Were there any specific extracurricular or co-curricular activities that were you were happy to be part of?
During my time in the Master’s program, I was exposed to a Caresparc Community Connections as a volunteer through an alum from the program. This included engaging with underserved, low-income senior citizens within Newark to distribute food. One of volunteer projects was Hello Fresh Produce Markets, where the team and I would organize community based “Farmers” markets for senior citizens that involved distributing Hello Fresh meals and engaging them in presentations about healthy lifestyles. Being a first-generation minority student and volunteering in a primarily African American senior citizen environment, I’ve gained a perspective into the social disparities affecting minority populations. For example, in my conversations with the senior citizen population while volunteering in Newark, I was able to understand why there was such a distrust of vaccines and clinical research trials in the African American community (events such as the Tuskegee trials). Especially working in clinical trials both in the hospital setting and within the Big Pharma industry, one of the industry goals is to improve diversity in clinical trials. By taking the initiative to converse with members of the community that I was serving, it allowed me to broaden my understanding of the disconnect for minorities and healthcare that I can carry over into my industry role. If it were not for SGS, I would not have been exposed to Caresparc and discovered a community initiative I am passionate about.

What would be your advice(s) for a student entering the School of Graduate Studies at the Newark Health Science Campus?
Regardless of your future direction, take advantage of the rare opportunity to be in a close knit environment with expert physicians and scientists and learn from the professors. Try to gain full value of everything offered (research rotation, asking questions in class, attending tutoring) and really use this experience to step out of your comfort zone to explore your passion for science. In my experience, I’ve observed that the faculty truly loves what they do, so don’t be shy and ask questions or engage in conversations—they’re here to help you!

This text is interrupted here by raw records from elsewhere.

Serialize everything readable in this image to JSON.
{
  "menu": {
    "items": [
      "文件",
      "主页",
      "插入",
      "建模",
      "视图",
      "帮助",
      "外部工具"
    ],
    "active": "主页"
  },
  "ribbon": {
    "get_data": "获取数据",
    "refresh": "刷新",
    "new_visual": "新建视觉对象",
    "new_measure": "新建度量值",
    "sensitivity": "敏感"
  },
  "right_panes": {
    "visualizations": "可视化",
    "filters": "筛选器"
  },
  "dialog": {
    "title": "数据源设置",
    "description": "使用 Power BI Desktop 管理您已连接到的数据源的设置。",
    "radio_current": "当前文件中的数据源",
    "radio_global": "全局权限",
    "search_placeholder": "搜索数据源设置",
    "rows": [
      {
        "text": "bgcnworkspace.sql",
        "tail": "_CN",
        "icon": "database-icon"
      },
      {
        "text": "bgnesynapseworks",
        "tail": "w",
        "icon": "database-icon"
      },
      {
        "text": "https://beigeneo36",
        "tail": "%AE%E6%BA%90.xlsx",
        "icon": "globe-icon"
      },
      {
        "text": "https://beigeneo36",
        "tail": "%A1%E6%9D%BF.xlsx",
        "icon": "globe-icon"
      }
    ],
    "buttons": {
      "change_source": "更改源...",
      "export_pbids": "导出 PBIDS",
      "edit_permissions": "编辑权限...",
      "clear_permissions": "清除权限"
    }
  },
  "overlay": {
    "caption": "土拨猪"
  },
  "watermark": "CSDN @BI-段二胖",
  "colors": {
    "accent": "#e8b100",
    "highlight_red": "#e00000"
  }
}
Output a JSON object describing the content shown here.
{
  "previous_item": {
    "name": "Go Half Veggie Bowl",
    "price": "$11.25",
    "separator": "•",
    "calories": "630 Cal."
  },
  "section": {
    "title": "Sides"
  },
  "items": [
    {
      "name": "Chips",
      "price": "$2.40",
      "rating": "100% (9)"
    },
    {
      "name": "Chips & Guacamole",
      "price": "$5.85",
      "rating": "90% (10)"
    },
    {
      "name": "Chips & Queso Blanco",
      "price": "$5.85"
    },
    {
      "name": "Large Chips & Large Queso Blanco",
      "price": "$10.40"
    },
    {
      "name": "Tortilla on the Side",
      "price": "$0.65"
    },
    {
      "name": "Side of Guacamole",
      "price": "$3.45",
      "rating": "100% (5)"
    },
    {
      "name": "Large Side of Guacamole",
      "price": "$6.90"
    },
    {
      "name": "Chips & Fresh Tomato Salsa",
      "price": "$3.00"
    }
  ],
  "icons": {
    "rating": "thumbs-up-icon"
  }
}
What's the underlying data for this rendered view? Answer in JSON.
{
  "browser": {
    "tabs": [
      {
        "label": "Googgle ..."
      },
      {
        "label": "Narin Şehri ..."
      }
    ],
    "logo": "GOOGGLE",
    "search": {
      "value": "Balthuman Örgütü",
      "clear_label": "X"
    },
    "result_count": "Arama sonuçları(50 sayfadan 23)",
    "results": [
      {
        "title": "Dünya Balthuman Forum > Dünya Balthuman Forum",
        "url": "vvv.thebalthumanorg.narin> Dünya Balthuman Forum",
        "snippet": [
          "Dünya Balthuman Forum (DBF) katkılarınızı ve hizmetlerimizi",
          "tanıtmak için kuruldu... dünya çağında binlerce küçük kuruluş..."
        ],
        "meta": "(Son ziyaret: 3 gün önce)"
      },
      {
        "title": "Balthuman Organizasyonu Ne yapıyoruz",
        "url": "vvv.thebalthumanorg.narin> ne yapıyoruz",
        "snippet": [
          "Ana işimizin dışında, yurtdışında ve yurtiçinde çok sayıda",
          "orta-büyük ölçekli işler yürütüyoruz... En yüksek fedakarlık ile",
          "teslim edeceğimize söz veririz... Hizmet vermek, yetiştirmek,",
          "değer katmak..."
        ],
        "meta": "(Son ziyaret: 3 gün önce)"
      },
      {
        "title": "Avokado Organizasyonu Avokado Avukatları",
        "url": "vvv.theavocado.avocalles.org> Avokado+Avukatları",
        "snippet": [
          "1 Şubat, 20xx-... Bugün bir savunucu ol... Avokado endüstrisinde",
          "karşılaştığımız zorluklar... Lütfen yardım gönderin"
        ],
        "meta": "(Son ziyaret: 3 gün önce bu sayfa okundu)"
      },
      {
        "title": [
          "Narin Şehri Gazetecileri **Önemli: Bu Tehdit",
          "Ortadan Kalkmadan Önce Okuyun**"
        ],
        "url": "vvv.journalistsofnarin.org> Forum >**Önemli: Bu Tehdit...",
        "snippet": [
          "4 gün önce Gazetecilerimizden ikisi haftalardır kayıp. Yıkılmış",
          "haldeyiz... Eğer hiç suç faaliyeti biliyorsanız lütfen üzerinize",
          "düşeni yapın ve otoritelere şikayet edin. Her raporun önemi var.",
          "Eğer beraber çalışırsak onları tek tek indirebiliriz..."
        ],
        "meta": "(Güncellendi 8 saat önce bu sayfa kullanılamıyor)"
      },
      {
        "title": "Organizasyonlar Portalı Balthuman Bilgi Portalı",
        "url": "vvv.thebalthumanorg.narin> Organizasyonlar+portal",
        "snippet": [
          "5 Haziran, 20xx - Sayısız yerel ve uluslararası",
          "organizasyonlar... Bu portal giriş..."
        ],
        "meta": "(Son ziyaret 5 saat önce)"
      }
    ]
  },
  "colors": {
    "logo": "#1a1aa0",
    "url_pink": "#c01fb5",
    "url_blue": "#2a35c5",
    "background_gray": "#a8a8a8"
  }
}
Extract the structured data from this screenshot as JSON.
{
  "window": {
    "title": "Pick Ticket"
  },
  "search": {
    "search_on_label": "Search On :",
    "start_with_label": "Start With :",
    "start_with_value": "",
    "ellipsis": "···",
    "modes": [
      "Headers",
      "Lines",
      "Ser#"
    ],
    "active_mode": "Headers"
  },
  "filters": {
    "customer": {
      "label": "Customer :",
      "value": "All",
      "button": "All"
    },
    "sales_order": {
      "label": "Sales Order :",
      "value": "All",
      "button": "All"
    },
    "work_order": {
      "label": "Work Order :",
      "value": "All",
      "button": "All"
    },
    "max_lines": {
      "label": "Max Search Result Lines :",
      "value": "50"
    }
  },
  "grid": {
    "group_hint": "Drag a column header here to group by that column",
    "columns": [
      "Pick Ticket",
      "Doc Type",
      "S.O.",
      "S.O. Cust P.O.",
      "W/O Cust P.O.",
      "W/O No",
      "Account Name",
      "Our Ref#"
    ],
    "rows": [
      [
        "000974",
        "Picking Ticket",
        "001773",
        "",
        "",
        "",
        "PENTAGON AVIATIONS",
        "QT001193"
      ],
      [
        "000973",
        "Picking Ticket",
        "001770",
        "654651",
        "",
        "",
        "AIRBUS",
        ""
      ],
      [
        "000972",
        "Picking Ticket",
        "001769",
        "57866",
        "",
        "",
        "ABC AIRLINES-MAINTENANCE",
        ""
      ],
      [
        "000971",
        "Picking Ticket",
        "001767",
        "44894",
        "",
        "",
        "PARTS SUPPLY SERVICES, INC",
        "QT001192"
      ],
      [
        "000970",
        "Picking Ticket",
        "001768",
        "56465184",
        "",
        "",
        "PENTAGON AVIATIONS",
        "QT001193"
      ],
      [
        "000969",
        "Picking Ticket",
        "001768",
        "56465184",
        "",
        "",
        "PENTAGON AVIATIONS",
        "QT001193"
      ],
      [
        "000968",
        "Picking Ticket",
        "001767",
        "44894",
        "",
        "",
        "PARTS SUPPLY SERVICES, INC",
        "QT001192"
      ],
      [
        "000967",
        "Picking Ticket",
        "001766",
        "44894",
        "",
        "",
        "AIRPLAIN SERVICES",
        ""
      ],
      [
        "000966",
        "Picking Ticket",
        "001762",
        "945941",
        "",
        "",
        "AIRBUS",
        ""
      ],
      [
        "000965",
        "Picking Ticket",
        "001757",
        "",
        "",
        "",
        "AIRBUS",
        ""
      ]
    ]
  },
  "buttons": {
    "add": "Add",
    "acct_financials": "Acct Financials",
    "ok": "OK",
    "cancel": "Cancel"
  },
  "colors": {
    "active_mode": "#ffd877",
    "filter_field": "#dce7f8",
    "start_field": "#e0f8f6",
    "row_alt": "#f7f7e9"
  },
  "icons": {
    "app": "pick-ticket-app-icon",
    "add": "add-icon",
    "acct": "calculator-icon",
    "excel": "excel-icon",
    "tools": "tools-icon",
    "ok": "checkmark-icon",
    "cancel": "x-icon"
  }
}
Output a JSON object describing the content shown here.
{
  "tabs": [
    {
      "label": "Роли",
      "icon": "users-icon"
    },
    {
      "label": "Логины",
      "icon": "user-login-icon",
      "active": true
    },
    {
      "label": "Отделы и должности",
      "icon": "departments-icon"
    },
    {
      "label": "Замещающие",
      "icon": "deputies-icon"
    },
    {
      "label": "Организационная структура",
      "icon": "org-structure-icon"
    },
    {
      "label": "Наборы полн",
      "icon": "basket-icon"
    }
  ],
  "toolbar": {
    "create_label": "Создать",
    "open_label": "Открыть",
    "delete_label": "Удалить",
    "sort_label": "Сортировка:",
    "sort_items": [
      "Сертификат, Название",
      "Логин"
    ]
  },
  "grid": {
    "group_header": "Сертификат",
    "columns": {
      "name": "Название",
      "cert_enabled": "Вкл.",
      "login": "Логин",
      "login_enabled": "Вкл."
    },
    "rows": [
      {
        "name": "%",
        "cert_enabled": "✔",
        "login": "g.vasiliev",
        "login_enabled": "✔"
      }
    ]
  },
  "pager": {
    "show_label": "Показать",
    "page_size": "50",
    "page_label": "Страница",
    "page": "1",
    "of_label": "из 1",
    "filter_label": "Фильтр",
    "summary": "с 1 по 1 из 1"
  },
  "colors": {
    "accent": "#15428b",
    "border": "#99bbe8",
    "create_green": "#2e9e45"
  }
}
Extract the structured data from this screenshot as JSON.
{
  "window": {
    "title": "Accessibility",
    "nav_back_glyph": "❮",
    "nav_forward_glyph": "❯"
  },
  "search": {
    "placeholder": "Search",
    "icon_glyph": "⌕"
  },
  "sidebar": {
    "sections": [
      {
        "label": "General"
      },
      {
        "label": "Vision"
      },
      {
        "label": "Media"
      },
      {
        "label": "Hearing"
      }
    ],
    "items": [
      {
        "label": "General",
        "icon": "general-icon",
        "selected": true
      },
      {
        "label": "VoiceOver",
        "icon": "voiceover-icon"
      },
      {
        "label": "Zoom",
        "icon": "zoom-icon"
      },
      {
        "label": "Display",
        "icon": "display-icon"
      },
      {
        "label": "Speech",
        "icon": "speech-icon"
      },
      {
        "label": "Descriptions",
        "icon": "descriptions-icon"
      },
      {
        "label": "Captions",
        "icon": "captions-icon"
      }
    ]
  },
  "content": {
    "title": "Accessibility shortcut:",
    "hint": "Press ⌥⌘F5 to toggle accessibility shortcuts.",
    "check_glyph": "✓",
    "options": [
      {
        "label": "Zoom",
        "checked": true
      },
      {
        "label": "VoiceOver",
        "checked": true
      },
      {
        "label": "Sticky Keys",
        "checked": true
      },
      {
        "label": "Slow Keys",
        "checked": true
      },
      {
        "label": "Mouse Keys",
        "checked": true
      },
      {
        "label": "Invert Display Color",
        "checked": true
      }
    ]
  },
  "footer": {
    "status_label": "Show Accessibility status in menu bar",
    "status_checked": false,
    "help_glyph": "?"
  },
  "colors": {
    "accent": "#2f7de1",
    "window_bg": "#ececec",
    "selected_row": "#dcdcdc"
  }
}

You pursued your Master's education while working full-time at Novo Nordisk. Please share how the program was a good fit for you. 
I worked full-time during this program. As an individual working in pharma without a strong pharmaceutical or business background this program offered me courses that integrated the two disciplines.  For example, Pharmaceutical Marketing with Dr. Segarnick and Molecules to Medicine with Dr. Badheka are two courses that provide firsthand industry knowledge and expose students to ins and outs of the pharma industry. In my job, I was able to apply this knowledge in meetings and improve process flows because I have a stronger perspective of the drug R&D process and the business, regulatory, and marketing scope. COVID-19 emphasized the importance of clinical research and the importance of the pharmaceutical industry to ensure that therapies are accessible. Currently I work as a Sr. Clinical Trial Associate at Novo Nordisk, and I hope to leverage the Master’s degree and my industry knowledge to continue on a career that will help to bring the best therapeutics to all patients at a reasonable cost.  The MBS program was a good fit for me because I had a certain insight into the clinical trial management process in the pharmaceutical industry, but I was lacking an advanced scientific perspective of biomedical research. The program helped to provide me with the necessary academic and professional tools needed to help me with my future goal of optimizing the biopharma industry to reach patients from all different socioeconomic backgrounds. An MBS degree with a concentration in Pharmacological Sciences from Rutgers University instilled confidence within me and enhanced my professional and networking skills to become a leader within healthcare.